Vitamin C powder can replace baking powder in many recipes that require a leavening agent. You can add vitamin C in powder form, also referred to as ascorbic acid powder, to baking recipes or sprinkle it on food to increase the nutrient content. People with a food sensitivity to corn may also benefit from substituting vitamin C powder for baking powder because it contains cornstarch.
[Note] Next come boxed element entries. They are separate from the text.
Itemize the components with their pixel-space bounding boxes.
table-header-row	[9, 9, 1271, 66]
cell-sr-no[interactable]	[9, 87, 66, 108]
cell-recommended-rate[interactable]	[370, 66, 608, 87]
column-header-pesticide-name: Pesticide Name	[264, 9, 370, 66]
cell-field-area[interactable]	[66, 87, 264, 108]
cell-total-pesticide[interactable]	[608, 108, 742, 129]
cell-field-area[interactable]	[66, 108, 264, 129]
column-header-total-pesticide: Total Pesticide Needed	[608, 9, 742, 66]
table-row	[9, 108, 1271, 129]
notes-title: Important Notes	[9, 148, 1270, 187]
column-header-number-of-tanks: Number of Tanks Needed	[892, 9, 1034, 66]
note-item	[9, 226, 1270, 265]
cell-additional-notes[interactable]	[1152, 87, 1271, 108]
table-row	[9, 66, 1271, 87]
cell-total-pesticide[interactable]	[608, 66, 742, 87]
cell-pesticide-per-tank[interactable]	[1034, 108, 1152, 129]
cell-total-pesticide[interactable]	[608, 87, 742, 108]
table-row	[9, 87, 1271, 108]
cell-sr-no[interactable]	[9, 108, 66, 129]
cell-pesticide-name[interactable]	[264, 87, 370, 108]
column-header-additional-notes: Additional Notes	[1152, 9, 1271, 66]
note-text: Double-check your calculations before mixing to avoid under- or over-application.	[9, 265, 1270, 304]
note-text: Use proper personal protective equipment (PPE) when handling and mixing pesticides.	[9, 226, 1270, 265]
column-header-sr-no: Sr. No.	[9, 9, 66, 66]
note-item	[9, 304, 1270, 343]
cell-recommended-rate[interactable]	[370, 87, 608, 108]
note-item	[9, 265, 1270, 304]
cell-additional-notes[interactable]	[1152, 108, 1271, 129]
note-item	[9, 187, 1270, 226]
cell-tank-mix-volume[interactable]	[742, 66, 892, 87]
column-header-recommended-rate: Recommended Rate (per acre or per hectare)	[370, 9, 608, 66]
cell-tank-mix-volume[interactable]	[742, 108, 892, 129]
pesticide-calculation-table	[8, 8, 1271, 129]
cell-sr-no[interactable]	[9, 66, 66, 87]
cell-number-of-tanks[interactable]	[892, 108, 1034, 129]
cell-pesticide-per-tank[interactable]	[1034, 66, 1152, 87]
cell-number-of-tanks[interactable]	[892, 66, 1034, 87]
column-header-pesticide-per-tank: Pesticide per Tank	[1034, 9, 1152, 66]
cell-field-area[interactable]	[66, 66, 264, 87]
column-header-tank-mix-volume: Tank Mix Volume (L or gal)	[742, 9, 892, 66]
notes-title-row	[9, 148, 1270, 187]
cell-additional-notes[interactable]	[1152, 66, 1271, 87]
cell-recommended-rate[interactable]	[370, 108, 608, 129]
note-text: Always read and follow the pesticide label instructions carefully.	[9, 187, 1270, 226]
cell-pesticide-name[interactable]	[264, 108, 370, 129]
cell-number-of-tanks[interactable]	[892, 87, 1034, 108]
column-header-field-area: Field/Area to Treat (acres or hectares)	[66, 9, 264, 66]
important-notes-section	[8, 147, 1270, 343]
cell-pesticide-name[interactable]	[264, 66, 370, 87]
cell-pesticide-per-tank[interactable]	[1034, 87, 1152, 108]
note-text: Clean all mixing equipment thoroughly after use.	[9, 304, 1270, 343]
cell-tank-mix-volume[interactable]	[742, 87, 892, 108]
Obtain vitamin C in powder form, which helps the body metabolize carbohydrates, protein and fats, from a grocery store or health food store. It’s a fine powder, contains no added ingredients and is considered hypoallergenic, which means it has a decreased tendency to cause allergic reactions. Each ¼ tsp. serving of Vitamin C powder contains 1,000 mg of vitamin C, and contains no corn or genetically modified material, according to the Vitamin C Foundation.
Replace the baking powder in your recipes with a mixture of baking soda and vitamin C powder, which makes the recipe rise, and creates a light and fluffy texture. Vitamin C powder, when combined with baking soda, can effectively serve as a leaving agent in recipes including breads, crackers, tortillas and pancakes, according to “The Ultimate Food Allergy Cookbook and Survival Guide,” by Nicolette M. Dumke. It boosts the vitamin C content of recipes, without altering the flavor.
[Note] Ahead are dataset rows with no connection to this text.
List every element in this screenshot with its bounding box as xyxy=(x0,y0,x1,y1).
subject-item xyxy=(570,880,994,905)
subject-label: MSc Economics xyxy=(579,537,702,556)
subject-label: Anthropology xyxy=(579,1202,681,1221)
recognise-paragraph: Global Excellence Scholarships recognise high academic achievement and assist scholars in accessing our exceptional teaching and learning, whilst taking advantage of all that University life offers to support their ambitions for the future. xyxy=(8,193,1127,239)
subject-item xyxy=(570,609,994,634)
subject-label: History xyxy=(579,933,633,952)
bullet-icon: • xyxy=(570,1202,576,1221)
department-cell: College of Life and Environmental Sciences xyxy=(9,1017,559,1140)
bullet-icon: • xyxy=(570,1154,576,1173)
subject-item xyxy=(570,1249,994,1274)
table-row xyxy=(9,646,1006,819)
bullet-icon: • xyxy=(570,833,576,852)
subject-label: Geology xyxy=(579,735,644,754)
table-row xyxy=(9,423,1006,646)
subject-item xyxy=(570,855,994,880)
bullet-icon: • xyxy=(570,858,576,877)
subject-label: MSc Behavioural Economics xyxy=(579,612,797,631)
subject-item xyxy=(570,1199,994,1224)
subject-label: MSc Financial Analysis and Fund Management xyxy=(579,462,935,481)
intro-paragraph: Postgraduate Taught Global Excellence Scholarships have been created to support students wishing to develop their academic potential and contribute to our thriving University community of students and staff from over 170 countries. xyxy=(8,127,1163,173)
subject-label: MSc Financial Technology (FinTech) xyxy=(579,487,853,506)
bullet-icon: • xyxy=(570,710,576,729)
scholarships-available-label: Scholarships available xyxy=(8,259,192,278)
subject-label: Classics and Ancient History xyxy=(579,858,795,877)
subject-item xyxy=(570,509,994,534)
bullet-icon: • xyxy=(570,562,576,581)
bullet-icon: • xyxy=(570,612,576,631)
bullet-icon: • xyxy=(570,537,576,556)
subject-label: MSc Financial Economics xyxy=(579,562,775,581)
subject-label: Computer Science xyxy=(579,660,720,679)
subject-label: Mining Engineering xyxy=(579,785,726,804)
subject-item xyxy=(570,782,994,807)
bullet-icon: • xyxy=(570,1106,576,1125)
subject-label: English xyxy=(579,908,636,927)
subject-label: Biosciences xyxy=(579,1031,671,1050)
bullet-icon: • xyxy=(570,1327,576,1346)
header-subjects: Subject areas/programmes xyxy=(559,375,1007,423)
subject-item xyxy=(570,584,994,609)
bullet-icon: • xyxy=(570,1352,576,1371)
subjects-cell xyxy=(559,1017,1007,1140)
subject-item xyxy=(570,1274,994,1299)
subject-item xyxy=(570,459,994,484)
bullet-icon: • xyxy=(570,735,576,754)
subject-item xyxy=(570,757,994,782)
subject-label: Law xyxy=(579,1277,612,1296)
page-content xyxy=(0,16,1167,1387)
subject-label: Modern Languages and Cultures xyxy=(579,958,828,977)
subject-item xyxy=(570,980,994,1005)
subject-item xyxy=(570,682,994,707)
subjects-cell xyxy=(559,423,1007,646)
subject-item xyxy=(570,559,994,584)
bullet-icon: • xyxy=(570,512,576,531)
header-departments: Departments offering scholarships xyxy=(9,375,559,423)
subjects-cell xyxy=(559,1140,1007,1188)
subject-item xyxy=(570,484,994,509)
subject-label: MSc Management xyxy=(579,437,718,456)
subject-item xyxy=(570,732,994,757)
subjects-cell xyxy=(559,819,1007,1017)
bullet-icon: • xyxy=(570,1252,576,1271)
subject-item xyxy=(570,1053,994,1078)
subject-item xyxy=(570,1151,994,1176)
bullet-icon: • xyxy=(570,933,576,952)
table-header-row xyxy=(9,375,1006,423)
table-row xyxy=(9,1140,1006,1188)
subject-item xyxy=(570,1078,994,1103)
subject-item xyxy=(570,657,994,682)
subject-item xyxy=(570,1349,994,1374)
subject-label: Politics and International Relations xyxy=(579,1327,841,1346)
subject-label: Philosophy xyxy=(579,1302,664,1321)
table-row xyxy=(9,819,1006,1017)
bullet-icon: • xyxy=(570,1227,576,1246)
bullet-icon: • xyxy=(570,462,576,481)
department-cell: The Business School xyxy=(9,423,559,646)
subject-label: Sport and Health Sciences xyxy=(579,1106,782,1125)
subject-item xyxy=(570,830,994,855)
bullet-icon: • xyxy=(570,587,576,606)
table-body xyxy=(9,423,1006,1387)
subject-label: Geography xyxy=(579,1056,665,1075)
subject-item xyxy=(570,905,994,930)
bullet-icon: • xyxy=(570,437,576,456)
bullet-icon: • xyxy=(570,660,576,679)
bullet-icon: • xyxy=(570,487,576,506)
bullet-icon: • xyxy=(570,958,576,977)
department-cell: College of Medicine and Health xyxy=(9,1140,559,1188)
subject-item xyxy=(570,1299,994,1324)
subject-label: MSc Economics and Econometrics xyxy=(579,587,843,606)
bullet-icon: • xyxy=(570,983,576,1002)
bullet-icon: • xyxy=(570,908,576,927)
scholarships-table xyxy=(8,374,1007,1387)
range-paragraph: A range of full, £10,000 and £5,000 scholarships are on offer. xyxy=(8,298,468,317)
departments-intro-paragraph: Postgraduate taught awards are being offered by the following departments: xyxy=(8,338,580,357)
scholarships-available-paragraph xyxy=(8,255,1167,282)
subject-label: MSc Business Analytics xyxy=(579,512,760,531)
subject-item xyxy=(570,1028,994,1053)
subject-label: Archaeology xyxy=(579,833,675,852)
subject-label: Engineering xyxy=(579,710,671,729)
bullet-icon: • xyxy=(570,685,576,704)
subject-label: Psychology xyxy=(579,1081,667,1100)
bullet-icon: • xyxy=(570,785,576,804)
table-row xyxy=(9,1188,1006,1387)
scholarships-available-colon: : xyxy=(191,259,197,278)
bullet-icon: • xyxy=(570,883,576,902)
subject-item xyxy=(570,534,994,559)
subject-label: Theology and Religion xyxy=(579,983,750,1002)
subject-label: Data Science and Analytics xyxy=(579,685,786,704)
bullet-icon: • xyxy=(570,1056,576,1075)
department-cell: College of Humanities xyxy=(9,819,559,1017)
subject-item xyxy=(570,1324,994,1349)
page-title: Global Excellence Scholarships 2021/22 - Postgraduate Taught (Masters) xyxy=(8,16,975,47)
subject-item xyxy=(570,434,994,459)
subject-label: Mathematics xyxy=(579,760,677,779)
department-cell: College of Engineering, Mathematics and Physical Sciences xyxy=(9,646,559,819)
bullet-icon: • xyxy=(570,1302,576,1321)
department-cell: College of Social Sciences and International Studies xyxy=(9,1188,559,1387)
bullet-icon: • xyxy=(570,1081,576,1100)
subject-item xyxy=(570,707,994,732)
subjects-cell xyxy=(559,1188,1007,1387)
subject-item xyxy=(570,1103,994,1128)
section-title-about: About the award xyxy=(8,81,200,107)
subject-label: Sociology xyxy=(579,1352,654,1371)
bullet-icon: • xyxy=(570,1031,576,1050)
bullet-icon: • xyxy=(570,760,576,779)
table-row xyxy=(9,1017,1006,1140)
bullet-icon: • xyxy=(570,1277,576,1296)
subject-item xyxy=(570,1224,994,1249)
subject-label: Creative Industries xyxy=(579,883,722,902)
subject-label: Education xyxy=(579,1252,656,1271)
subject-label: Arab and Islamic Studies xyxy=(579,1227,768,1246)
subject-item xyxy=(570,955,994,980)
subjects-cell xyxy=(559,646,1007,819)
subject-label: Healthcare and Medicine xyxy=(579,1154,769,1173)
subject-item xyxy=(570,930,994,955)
Substitute a mixture of vitamin C powder and baking soda in place of the baking powder in your recipes. Try using four parts baking soda plus one part vitamin C to create an effective substitute, recommends Dumke. Replace the baking powder in your recipes with an equivalent amount of vitamin C and baking soda mixture. For example, if your recipe calls for 2 ½ tsp. of baking powder, replace it with a mixture of 2 tsp. of baking soda and ½ tsp. of vitamin C powder.
Avoid baking powder and replace it with the vitamin C powder and baking soda mixture if you have a food sensitivity to corn, which is a component of baking powder. This will alleviate food intolerance symptoms such as gas, bloating, stomach pain, nausea and headache, according to the University of Maryland Medical Center. Consider the benefits vitamin C may have on your health, such as improving immune system function, treating allergies and healing burns and wounds, UMM, recommends. Vitamin C may also reduce the risk of cancer and arthritis, as well as reduce the effects of sun exposure, UMM reports.
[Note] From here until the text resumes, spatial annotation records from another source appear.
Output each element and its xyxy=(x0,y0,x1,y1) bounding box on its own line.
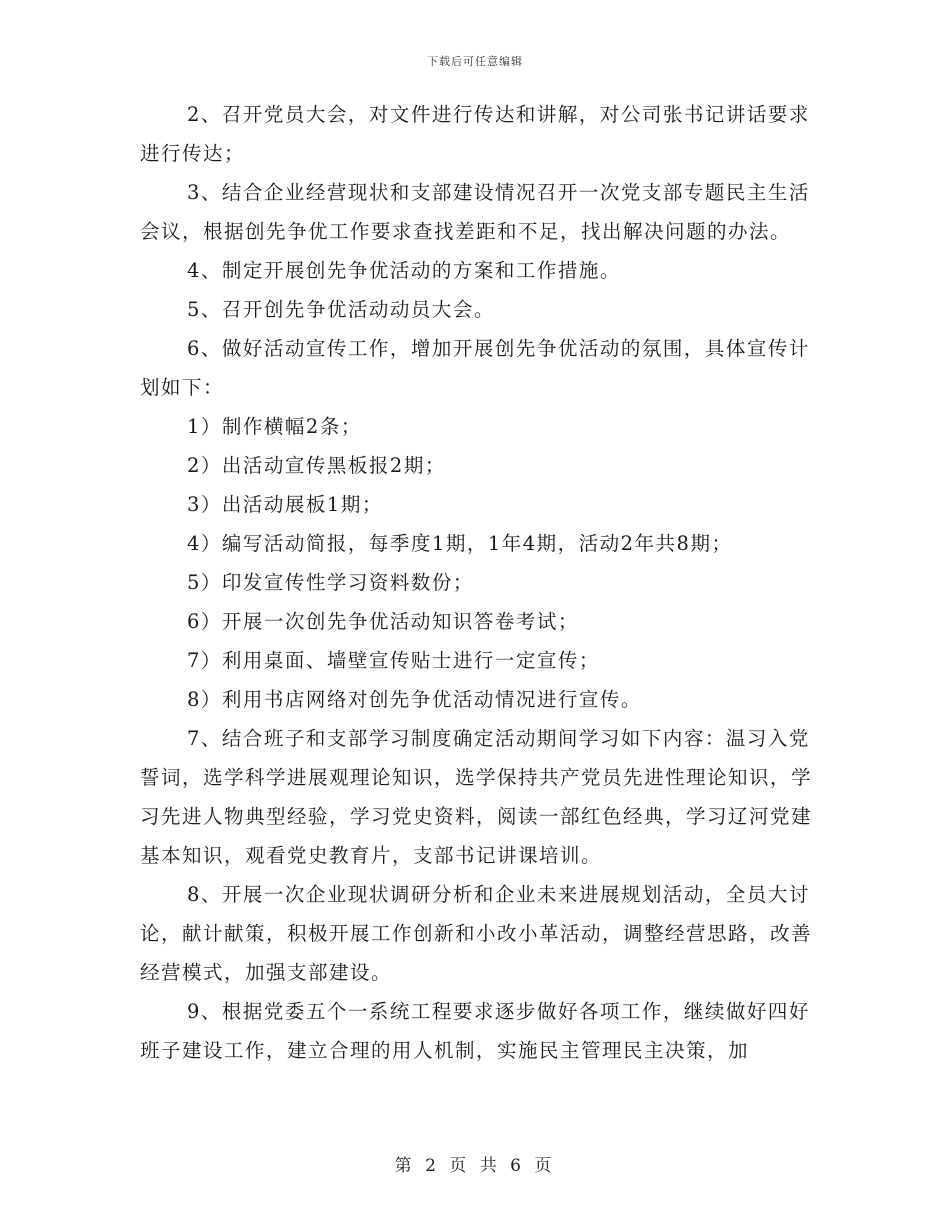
list-item: 1）制作横幅2条； xyxy=(187,415,362,438)
paragraph: 5、召开创先争优活动动员大会。 xyxy=(187,298,495,321)
paragraph: 3、结合企业经营现状和支部建设情况召开一次党支部专题民主生活会议，根据创先争优工作要求查找差距和不足，找出解决问题的办法。 xyxy=(140,181,810,243)
paragraph: 9、根据党委五个一系统工程要求逐步做好各项工作，继续做好四好班子建设工作，建立合理的用人机制，实施民主管理民主决策，加 xyxy=(140,1000,810,1062)
paragraph: 7、结合班子和支部学习制度确定活动期间学习如下内容：温习入党誓词，选学科学进展观理论知识，选学保持共产党员先进性理论知识，学习先进人物典型经验，学习党史资料，阅读一部红色经典，学习辽河党建基本知识，观看党史教育片，支部书记讲课培训。 xyxy=(140,727,813,867)
paragraph: 8、开展一次企业现状调研分析和企业未来进展规划活动，全员大讨论，献计献策，积极开展工作创新和小改小革活动，调整经营思路，改善经营模式，加强支部建设。 xyxy=(140,883,813,984)
page-header: 下载后可任意编辑 xyxy=(427,55,523,68)
list-item: 8）利用书店网络对创先争优活动情况进行宣传。 xyxy=(187,688,642,711)
list-item: 6）开展一次创先争优活动知识答卷考试； xyxy=(187,610,579,633)
paragraph: 6、做好活动宣传工作，增加开展创先争优活动的氛围，具体宣传计划如下： xyxy=(140,337,810,399)
list-item: 4）编写活动简报，每季度1期，1年4期，活动2年共8期； xyxy=(187,532,733,555)
list-item: 3）出活动展板1期； xyxy=(187,493,383,516)
document-body xyxy=(140,95,820,1070)
paragraph: 2、召开党员大会，对文件进行传达和讲解，对公司张书记讲话要求进行传达； xyxy=(140,103,810,165)
page-number: 第 2 页 共 6 页 xyxy=(394,1156,556,1176)
list-item: 5）印发宣传性学习资料数份； xyxy=(187,571,474,594)
list-item: 2）出活动宣传黑板报2期； xyxy=(187,454,446,477)
paragraph: 4、制定开展创先争优活动的方案和工作措施。 xyxy=(187,259,621,282)
list-item: 7）利用桌面、墙壁宣传贴士进行一定宣传； xyxy=(187,649,600,672)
Certain conditions, such as AIDS, hyperthyroidism and prolonged infection, may warrant higher vitamin C intakes, and you should speak with your health care provider for proper dosing.
Exceeding the daily recommended intake, or DRI, of vitamin C, which remains at 50 to 60 mg a day, may cause side effects such as dizziness, diarrhea, headaches and stomach cramps, Drugs.com warns.